Hack and Tell is having a key-signing party in a couple of days. I've never used cryptographic tools and I'd like to learn how they work, beyond just the theory. But I'm frustrated trying to make my way through the jungle of contingencies so as to carry out the basic preparatory work for the party. I dimly remember signing up for a key-signing party in 2012,* and getting so overheated with all the cruft to think about that I finally didn't attend.
[* New York Linux Users Group announced it for 20120915; the event description was part of http://softwarefreedomday.org/, but the details are no longer on line.]
How to think about this? I know I will get beyond the technical issues before long; the real problem is the moment's frustration.
I recognize that I am reacting the way my wife does when the computer does not behave as she expects. By temperament she is not much at ease with the layered abstractions the computer imposes on her — the cognitive distance between concrete things she wants to do and the rigidly defined steps the computer requires of her. She has had five such issues today in about ninety minutes:
- Pages (her Apple-proprietary word processor) cannot read a file she needs to print. (Because I upgraded her OS and the new version requires a new version of Pages, but it didn't update automatically or notify us that an update was needed. I realized that an update was needed, then found and installed it for her.)

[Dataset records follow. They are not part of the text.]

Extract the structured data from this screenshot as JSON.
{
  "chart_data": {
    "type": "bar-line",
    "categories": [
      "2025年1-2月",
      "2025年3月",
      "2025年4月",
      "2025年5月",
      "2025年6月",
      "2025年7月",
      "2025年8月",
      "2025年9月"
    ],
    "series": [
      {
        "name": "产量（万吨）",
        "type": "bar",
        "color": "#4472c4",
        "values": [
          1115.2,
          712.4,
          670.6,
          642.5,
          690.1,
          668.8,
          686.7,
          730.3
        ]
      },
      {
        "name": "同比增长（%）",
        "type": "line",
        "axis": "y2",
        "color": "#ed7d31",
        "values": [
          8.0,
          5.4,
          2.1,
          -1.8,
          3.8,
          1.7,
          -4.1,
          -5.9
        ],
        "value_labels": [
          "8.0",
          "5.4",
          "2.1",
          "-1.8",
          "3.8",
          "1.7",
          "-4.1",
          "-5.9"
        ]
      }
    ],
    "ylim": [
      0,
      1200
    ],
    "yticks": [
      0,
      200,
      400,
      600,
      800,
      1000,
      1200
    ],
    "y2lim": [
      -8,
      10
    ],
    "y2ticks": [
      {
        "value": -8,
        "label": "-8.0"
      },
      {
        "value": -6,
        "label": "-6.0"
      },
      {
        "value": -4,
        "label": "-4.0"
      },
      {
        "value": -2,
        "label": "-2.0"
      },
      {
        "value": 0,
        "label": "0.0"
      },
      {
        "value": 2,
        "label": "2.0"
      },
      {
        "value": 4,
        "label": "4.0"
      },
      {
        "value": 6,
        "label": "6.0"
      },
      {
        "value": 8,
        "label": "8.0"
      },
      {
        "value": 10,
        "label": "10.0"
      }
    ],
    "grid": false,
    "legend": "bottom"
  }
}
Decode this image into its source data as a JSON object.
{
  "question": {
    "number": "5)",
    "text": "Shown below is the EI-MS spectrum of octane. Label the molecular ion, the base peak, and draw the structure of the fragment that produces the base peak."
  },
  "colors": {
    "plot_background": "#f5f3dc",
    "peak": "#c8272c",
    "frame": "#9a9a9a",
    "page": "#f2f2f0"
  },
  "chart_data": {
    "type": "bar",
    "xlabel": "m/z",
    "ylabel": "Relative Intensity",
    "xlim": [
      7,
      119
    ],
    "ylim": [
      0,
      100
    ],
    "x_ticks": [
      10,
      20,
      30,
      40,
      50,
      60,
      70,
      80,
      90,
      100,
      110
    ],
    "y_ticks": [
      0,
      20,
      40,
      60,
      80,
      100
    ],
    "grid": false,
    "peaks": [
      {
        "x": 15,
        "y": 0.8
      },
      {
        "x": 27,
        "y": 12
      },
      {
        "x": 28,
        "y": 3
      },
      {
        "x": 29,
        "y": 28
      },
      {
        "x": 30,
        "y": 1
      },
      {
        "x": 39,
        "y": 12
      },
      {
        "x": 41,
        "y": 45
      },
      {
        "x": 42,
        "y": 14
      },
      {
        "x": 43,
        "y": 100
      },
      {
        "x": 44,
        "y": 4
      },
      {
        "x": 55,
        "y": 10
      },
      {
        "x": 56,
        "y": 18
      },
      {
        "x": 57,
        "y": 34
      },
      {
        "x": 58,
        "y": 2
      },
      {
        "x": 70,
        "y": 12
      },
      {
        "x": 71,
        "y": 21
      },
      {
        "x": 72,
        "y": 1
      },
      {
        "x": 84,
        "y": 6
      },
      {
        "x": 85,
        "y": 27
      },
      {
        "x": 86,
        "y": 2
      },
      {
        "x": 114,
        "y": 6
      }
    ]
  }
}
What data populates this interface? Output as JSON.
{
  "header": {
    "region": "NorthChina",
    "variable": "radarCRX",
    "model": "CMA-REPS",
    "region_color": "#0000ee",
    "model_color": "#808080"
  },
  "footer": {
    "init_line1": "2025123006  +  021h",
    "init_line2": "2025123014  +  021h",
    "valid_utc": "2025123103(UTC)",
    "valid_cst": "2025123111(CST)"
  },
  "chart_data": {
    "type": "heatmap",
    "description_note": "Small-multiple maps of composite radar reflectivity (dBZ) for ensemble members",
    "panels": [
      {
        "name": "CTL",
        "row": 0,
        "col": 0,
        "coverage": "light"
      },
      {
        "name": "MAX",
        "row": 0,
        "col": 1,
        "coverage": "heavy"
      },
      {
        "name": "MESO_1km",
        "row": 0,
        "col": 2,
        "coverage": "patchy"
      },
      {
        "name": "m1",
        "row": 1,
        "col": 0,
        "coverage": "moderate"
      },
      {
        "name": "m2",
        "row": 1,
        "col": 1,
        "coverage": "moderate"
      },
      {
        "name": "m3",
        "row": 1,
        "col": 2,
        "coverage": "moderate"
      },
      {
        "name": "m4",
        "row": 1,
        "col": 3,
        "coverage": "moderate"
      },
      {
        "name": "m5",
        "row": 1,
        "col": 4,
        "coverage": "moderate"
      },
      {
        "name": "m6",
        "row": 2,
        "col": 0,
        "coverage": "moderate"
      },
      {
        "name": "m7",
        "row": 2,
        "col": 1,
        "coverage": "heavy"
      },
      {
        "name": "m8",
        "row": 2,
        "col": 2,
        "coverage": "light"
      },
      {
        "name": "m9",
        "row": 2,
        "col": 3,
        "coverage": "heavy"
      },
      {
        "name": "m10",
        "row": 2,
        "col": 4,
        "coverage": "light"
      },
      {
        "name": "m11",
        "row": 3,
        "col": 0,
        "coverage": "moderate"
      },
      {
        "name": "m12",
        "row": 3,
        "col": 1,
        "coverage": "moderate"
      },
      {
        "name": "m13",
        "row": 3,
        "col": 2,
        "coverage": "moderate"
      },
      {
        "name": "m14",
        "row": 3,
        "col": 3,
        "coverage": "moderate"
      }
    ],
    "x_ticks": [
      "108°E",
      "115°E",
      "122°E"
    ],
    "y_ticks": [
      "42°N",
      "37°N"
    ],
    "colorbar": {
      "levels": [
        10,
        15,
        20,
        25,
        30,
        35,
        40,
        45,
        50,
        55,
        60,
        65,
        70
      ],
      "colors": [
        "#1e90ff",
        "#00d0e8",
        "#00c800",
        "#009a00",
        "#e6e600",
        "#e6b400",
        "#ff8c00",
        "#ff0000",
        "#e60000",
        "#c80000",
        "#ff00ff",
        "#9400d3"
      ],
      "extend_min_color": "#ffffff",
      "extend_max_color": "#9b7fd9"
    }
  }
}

- Some Chinese romanization has begun appearing with a dot under some
letters. (Because I upgraded her Chinese utility, and by default the
new version places a dot under some vowels whose tonal value can be
interpreted ambiguously: cǎiqǔ becomes cạ̌iqǔ because it is
phonemically still /cǎiqǔ/ but pronounced /cáiqǔ/. [The single
character
ạ̌
may not display correctly on all browsers!] I found the correct settings file — not the main one — and turned off this feature for her.) - (Two items.) The new version of Pages has changed the way various things she is used to are displayed. Things she wants (what page am I on right now?) are not displayed the way they used to be, while a drawer is displayed that she doesn't want (for the "Inspector", which allows formatting and other high-level adjustments). (I fiddled around with the program and found out how it now works; I showed her how the features she wants are implemented now and how to turn them on and off.)
- She wants to format some text but the formatting panel in the Inspector says no object or text is selected. She selects a page but the message doesn't change, and she hasn't realized that she is not selecting an "object or text" (I showed her).
In all these cases, I can see past her frustrations without too much stress and solve her problems for her. I usually explain to her what I am doing and why, but the nature of her relationship with computing technology is such that these things don't always remain long in memory.
What I have to remind myself is that my frustrations with new tools are not of a different kind from hers. That tends to help me muster the resolve to reorient my mind until I can get past the immediate problem.